Budget Wars: The Sequel (UPDATED)

The ongoing budget battle is apparently not one which shall be won in a single, massive assault, but rather in a series of week long skirmishes. (These are known to veteran congressional warfare analysts as Continuing Resolutions.) The first bone of contention comes in the form of the raw number of dollars being spent by Washington, and each side has their own take on it.

The Democrats clearly realize that a majority of Americans are worried about massive federal spending, deficits, and the national debt. Their plan thus far has been to ask the voters not to worry so much. It’s a bold strategy, and one which has served them well in the past. Much like that dog from the movie UP, progressive forces in Congress have traditionally been able to get voters to look away from the squirrel by either dangling a shiny object in front of them -- such as a national health care plan -- or by summoning up a Threat to Everything We Hold Sacred plotted by the evil Republicans.

When it comes to the budget, the bucket of shiny objects has run dry, so it seems we’ll be falling back on Plan Number Two.

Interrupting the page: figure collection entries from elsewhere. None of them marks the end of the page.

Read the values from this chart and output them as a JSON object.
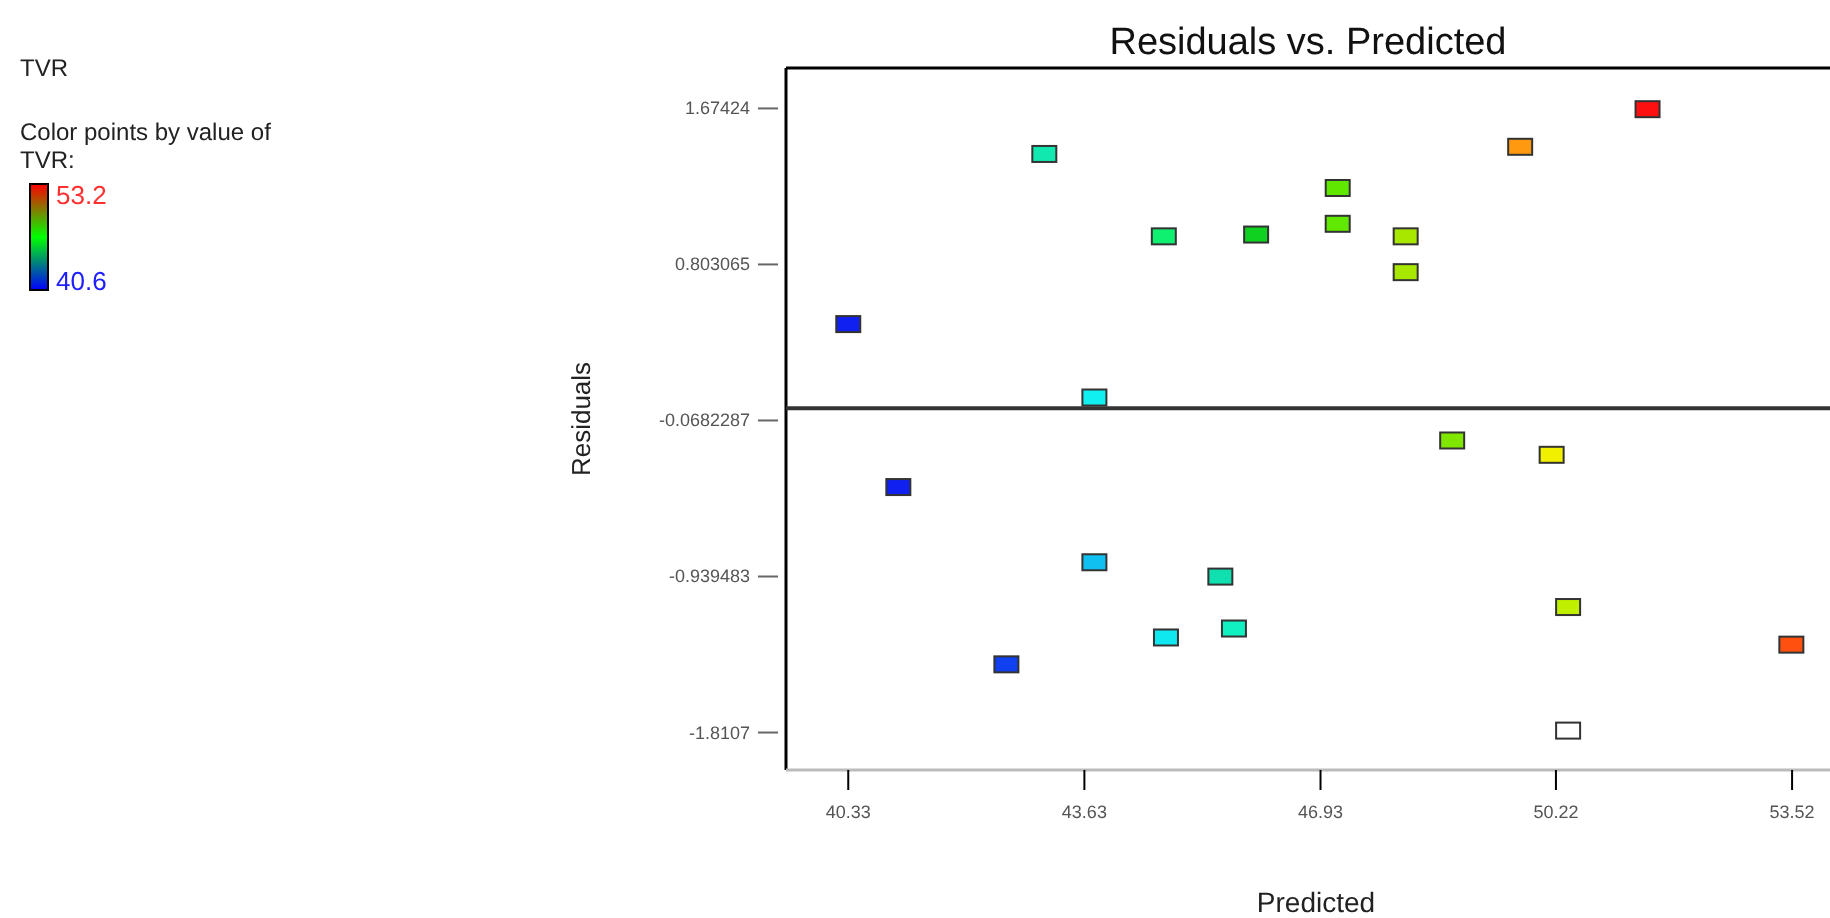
{
  "chart_data": {
    "type": "scatter",
    "title": "Residuals vs. Predicted",
    "subtitle": "TVR",
    "xlabel": "Predicted",
    "ylabel": "Residuals",
    "clabel": "Color points by value of TVR:",
    "clim": [
      40.6,
      53.2
    ],
    "cticks": [
      40.6,
      53.2
    ],
    "xlim": [
      39.46,
      54.05
    ],
    "ylim": [
      -2.02,
      1.9
    ],
    "xticks": [
      40.33,
      43.63,
      46.93,
      50.22,
      53.52
    ],
    "yticks": [
      -1.8107,
      -0.939483,
      -0.0682287,
      0.803065,
      1.67424
    ],
    "ref_lines": [
      {
        "axis": "y",
        "value": 0,
        "color": "#333333"
      }
    ],
    "marker": "square",
    "grid": false,
    "x": [
      51.5,
      49.72,
      43.07,
      47.17,
      47.17,
      44.74,
      46.03,
      48.12,
      48.12,
      40.33,
      43.77,
      48.77,
      50.16,
      41.03,
      43.77,
      45.53,
      45.72,
      44.77,
      42.54,
      50.39,
      53.51,
      50.39
    ],
    "values": [
      1.67,
      1.46,
      1.42,
      1.23,
      1.03,
      0.96,
      0.97,
      0.96,
      0.76,
      0.47,
      0.06,
      -0.18,
      -0.26,
      -0.44,
      -0.86,
      -0.94,
      -1.23,
      -1.28,
      -1.43,
      -1.11,
      -1.32,
      -1.8
    ],
    "colors": [
      "#ff1010",
      "#ff9a10",
      "#10e8b0",
      "#60e800",
      "#60e800",
      "#10f070",
      "#10d020",
      "#a8e800",
      "#a8e800",
      "#1020f0",
      "#10f0f0",
      "#80e800",
      "#f0f000",
      "#1020f0",
      "#10c0f0",
      "#10e0b0",
      "#10f0c0",
      "#10e8f0",
      "#1040f0",
      "#c0f000",
      "#ff5010",
      "#ffffff"
    ]
  }
}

For their part, the GOP has been proving a willing foil in this comedy of errors. One of the early thrusts in their attack this year, at least as told by most of the cable news networks, was dire indeed. It seems to have involved having elderly citizens -- my mother, for example -- subsist on a diet of cat food made from radioactive trash fish caught off the coast of Japan, washed down with tap water polluted by strip mining. Normally, of course, this is a plan I could quickly get behind, but there are a couple of things stopping me this year. First, it already costs too much to feed our cats and the increased demand would probably drive the price up further. And second, I still have to sit through dinner with my Mom every Easter, Thanksgiving, and Christmas.

Sadly, even after the two Capitol Hill tribes noticed America becoming frustrated with the lack of progress and drew close to an agreement on precisely how much spending to cut, they discovered yet another way to accomplish nothing. The Republicans determined that they simply couldn’t take yes for an answer unless the cuts included slashing spending on some “social programs” which included items such as funding for Planned Parenthood, National Public Radio and, I believe, retirement homes for salt marsh tit mice in the wetlands surrounding San Francisco Bay.